To Train or Not To Train: Questioning the value of education in a postmodern age
From the incessant university rankings to the debate amongst academics and pundits about the "value" of higher education, clearly our international society values--the assumed--benefits of education. So much of the criticism of the ivory tower--most particularly its most lofty, elite spires--comes from former Yale professor William Deresiewicz who last year imparted students not to send their children to the Ivy league if they desired for them to life an examined life of meaning.
Many have analyzed and debated Deresiewicz’s arguments made in Impeccable Sheep and while I appreciate and relate to many of the thoughts he catalogues; I do not subscribe to his conclusions that a liberal arts education should eschew cultivating the individual in favor of cultivating global “citizen” who can lead by thinking universally for the greater good. As an artist with academic leanings, I think the most valuable part of any and all education is the discovery of self that, paradoxically, leads to the ability to see the oneself reflected in the other--even others vastly different than oneself.
Deresiewicz’s arguments might seem an odd place to commence a meditation on 21st century artistic training; nevertheless, I believe it to be a fertile starting ground when one considers that any educational process should, ideally, be an artistic one. One that balances art and science in the questing after excellence in a given pursuit--whether that pursuit be archery or data analytics.
On the most basic of levels, universities are turning out graduates carbon copied for law and finance careers (and the like) with the equivalent banality that conservatories and art institutes are churning out cookie-cutter artists. But as Deresiewicz points out about the Ivy league and its compatriots, I would like to delve into the dearth of creative rigor being demanded from tomorrow’s future “creative” class.
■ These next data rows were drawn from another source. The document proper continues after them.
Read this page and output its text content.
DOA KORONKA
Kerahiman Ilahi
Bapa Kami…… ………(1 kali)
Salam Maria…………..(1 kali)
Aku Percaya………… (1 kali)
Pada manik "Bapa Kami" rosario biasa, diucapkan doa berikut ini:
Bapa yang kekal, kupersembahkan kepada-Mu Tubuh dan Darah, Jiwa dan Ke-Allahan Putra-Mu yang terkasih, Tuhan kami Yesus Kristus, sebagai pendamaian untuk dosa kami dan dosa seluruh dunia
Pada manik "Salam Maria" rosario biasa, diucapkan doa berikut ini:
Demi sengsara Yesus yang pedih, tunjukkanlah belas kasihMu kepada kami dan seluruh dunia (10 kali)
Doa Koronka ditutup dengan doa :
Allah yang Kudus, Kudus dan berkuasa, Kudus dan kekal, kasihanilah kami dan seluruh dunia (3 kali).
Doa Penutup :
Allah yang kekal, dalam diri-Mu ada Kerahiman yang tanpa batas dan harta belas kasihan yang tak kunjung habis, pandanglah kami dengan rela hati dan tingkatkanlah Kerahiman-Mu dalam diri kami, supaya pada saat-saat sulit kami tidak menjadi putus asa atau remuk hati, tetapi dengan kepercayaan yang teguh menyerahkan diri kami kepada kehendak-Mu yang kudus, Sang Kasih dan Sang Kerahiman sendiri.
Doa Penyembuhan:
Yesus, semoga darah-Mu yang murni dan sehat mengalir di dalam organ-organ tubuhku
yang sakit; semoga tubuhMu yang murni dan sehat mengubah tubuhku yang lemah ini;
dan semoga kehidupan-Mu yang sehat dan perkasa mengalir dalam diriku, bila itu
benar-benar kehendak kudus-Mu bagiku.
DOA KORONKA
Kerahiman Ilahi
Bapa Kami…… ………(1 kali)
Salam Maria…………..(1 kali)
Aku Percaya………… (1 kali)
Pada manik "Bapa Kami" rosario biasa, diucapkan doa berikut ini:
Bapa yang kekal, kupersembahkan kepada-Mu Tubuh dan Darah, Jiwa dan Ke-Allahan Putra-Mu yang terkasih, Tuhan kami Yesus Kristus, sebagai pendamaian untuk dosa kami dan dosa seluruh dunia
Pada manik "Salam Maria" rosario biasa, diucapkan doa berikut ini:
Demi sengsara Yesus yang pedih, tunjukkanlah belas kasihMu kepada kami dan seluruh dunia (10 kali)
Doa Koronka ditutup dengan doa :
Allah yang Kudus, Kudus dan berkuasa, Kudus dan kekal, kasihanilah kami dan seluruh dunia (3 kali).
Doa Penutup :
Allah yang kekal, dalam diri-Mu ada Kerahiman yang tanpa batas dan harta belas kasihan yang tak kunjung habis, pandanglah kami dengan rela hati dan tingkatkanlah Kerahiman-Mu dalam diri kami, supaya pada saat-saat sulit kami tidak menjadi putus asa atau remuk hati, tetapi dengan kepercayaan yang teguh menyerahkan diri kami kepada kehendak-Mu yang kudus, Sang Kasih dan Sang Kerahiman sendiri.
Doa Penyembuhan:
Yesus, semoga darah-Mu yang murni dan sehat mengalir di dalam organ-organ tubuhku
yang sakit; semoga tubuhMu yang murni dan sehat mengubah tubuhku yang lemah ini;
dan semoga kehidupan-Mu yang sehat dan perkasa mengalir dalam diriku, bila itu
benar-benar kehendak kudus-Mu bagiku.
That is, while students are being taught tricks to master roulades and produce a “hit” film, they rarely are being asked to cultivate themselves in a way that makes them responsive, flexible and fully alive as thinkers and thusly creative-do-ers in a postmodern age awash in safe, derivative output.
The relationship between educational bureaucracy and societal norms seems one that could be symbiotic, but perhaps presently, is more prohibitive to innovative, truly unique though both on the academic and creative fronts. The inevitable sway of the market on the educational system means we cannot hope for more holistic, societal change if the educational systems do not forge beyond the honing of technique to instead encourage honing of the self.
Perhaps we have to define "art" and "artistic training" as something beyond painting, singing and dancing. We have to acknowledge that art is anything produced through technical or skilled means that expresses an idea or feeling. Wikipedia defines art even more liberally stating that it is anything produced by technical or imaginative skill.
By this liberal account, it isn't far off the mark to argue that anything (from litigation to dancing, from financiering to sculpting) might be considered an art in the broadest sense. Even if law and finance do not overtly explore the big questions the artistic canon dwells on, they do require a skill to achieve an end.
While there is much to be said, and little coherently captured hitherto, about the relationship between education and society, between artistic training and self-cultivation, between the balance of technical rigor and the freedom to play; what is the most revelatory, interesting piece for inspiring such conversation--from Dershowitz's Harper’s piece--is his sensational title: “How College Sold its Soul to the Market”. I leave it to the academic experts to evaluate the veracity of this statement as it applies to the liberal arts; but when it comes to the “arts” to both formal and informal artistic training, it remains true for artistic training which seems to value the clearing of hurdles and checking off of boxes over the more subtle--yet profound--development of voice, vision and ownership of the very foibles and flaws which, paradoxically, make one unique within a given, often times homogenous, discipline. The questions of how to instill technique and work ethic without robbing student-artist’s of the innate joy of pursuing what they’ve been called to do/create remains the more pressing, impossible question. A question these (mis)musings shall dare to ask, circle in and around and hopefully live as an attempt towards articulating a new mode of not only artistic training, but moreover, self-education in the most fundamental of senses.